Although Australian governments nationalised electricity generation, it is difficult to think of any industry anywhere in the world that owes its existence to government support.  Oddly, one of the Australian support mechanisms that he cites is the absence of taxes on diesel fuel and liquefied petroleum gas.

Wind is taxless throughout the world and few people object to this -- what is less palatable is the subsidy that allows wind power to get double the price of conventionally generated electricity.

Not only is wind expensive and likely to remain so, but it is so irregular that each wind farm needs to be duplicated with conventional back-up facilities if reliability is to be maintained.

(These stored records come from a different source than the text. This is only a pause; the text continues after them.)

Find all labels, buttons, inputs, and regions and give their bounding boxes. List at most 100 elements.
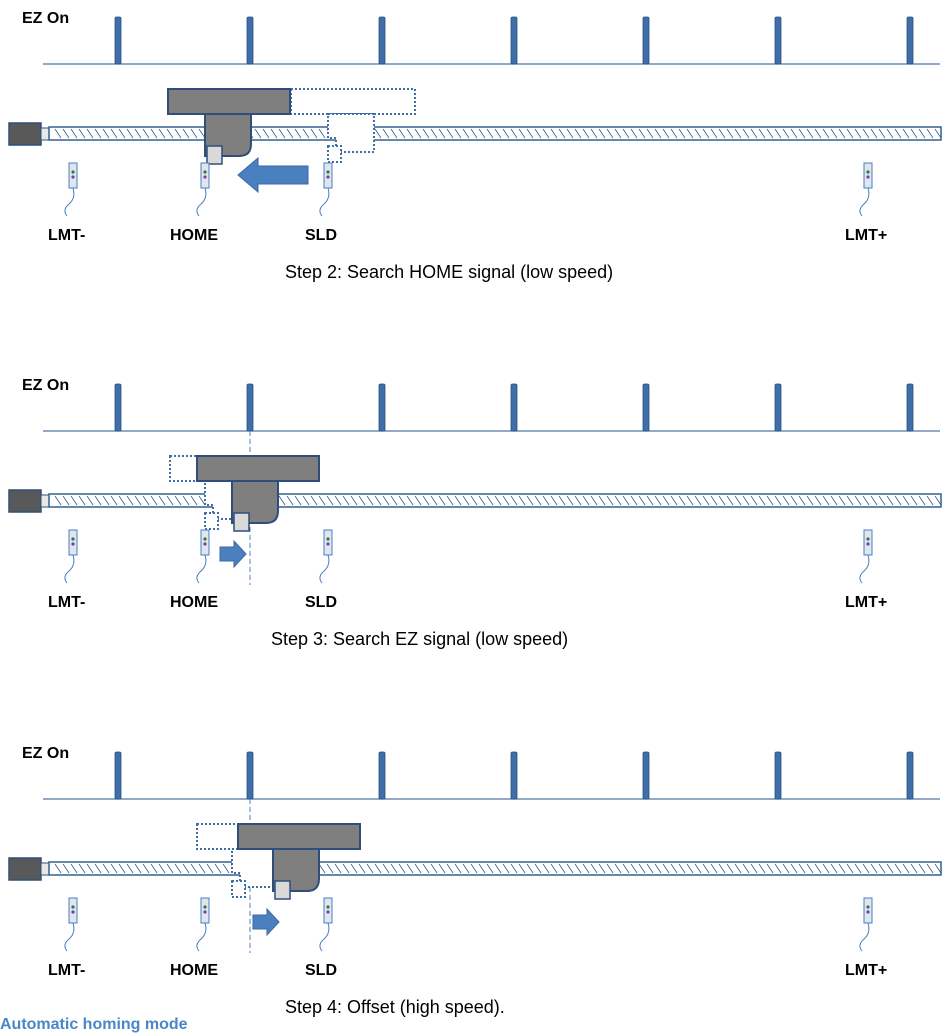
thread-mark (502, 495, 510, 506)
thread-mark (702, 128, 710, 139)
thread-mark (582, 128, 590, 139)
sensor-label-lmt-minus: LMT- (48, 594, 85, 611)
thread-mark (526, 128, 534, 139)
thread-mark (358, 863, 366, 874)
thread-mark (566, 495, 574, 506)
thread-mark (822, 128, 830, 139)
sensor-led-purple (866, 910, 870, 914)
thread-mark (582, 863, 590, 874)
thread-mark (398, 128, 406, 139)
thread-mark (870, 495, 878, 506)
thread-mark (614, 863, 622, 874)
thread-mark (886, 495, 894, 506)
thread-mark (446, 495, 454, 506)
thread-mark (934, 495, 942, 506)
sensor-label-home: HOME (170, 227, 218, 244)
thread-mark (438, 128, 446, 139)
sensor-cable (859, 187, 870, 217)
thread-mark (630, 863, 638, 874)
thread-mark (758, 128, 766, 139)
carriage-dog (233, 512, 250, 532)
thread-mark (478, 128, 486, 139)
thread-mark (830, 495, 838, 506)
step-caption: Step 3: Search EZ signal (low speed) (271, 629, 568, 649)
motor (8, 122, 42, 146)
thread-mark (694, 863, 702, 874)
thread-mark (606, 495, 614, 506)
sensor-label-sld: SLD (305, 962, 337, 979)
thread-mark (606, 128, 614, 139)
thread-mark (134, 495, 142, 506)
thread-mark (774, 863, 782, 874)
thread-mark (150, 495, 158, 506)
thread-mark (334, 495, 342, 506)
thread-mark (806, 128, 814, 139)
thread-mark (326, 495, 334, 506)
ez-pulse (246, 16, 254, 65)
thread-mark (878, 495, 886, 506)
thread-mark (654, 863, 662, 874)
step-caption: Step 4: Offset (high speed). (285, 997, 505, 1017)
thread-mark (806, 863, 814, 874)
thread-mark (62, 495, 70, 506)
thread-mark (926, 495, 934, 506)
thread-mark (334, 863, 342, 874)
thread-mark (342, 495, 350, 506)
thread-mark (854, 863, 862, 874)
thread-mark (374, 128, 382, 139)
thread-mark (318, 128, 326, 139)
thread-mark (918, 495, 926, 506)
thread-mark (574, 495, 582, 506)
sensor-led-green (326, 170, 330, 174)
thread-mark (494, 863, 502, 874)
thread-mark (622, 863, 630, 874)
thread-mark (638, 495, 646, 506)
thread-mark (614, 128, 622, 139)
thread-mark (614, 495, 622, 506)
thread-mark (422, 128, 430, 139)
thread-mark (422, 863, 430, 874)
ez-pulse (774, 751, 782, 800)
thread-mark (518, 863, 526, 874)
thread-mark (566, 128, 574, 139)
thread-mark (734, 863, 742, 874)
thread-mark (382, 495, 390, 506)
thread-mark (814, 495, 822, 506)
thread-mark (734, 128, 742, 139)
thread-mark (398, 495, 406, 506)
thread-mark (742, 495, 750, 506)
thread-mark (414, 495, 422, 506)
thread-mark (814, 128, 822, 139)
sensor-led-purple (71, 910, 75, 914)
thread-mark (798, 863, 806, 874)
thread-mark (478, 863, 486, 874)
thread-mark (590, 863, 598, 874)
sensor-home (196, 529, 210, 584)
thread-mark (598, 863, 606, 874)
thread-mark (574, 128, 582, 139)
thread-mark (798, 495, 806, 506)
sensor-led-purple (326, 910, 330, 914)
thread-mark (646, 128, 654, 139)
motor-coupling (40, 862, 50, 876)
thread-mark (222, 863, 230, 874)
thread-mark (478, 495, 486, 506)
thread-mark (622, 495, 630, 506)
thread-mark (654, 495, 662, 506)
thread-mark (862, 128, 870, 139)
sensor-label-lmt-minus: LMT- (48, 962, 85, 979)
thread-mark (662, 863, 670, 874)
motor (8, 857, 42, 881)
motor-coupling (40, 494, 50, 508)
thread-mark (502, 128, 510, 139)
sensor-cable (64, 554, 75, 584)
ez-pulse (114, 383, 122, 432)
sensor-label-home: HOME (170, 962, 218, 979)
ghost-dog (327, 145, 342, 163)
thread-mark (750, 863, 758, 874)
thread-mark (422, 495, 430, 506)
thread-mark (686, 495, 694, 506)
thread-mark (366, 863, 374, 874)
thread-mark (118, 863, 126, 874)
sensor-label-lmt-minus: LMT- (48, 227, 85, 244)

Wind power can lay any claims to viability only in a world where carbon taxes double the price of conventional electricity.  Even then, wind cannot come close to nuclear, its rival carbon-free source of generation.

Grant applauds the Victorian government for its proposal to subsidise wind power in order to deliver "enormous employment benefits".  Why not subsidise clothing manufactures or computer-chip industries instead?

The reason is that even if such winner-picking policies create jobs in the target industries, their funding brings greater adverse impacts in all other industries.

The Hawke government embarked on a process of ridding Australia of these sorts of industry policies.

In doing so, it and subsequent governments removed a deadweight from the economy which has done much to bring the increased prosperity we have enjoyed over the past two decades.  Reinventing totally discredited industry policies and wrapping them in a green cloak will take the economy backwards.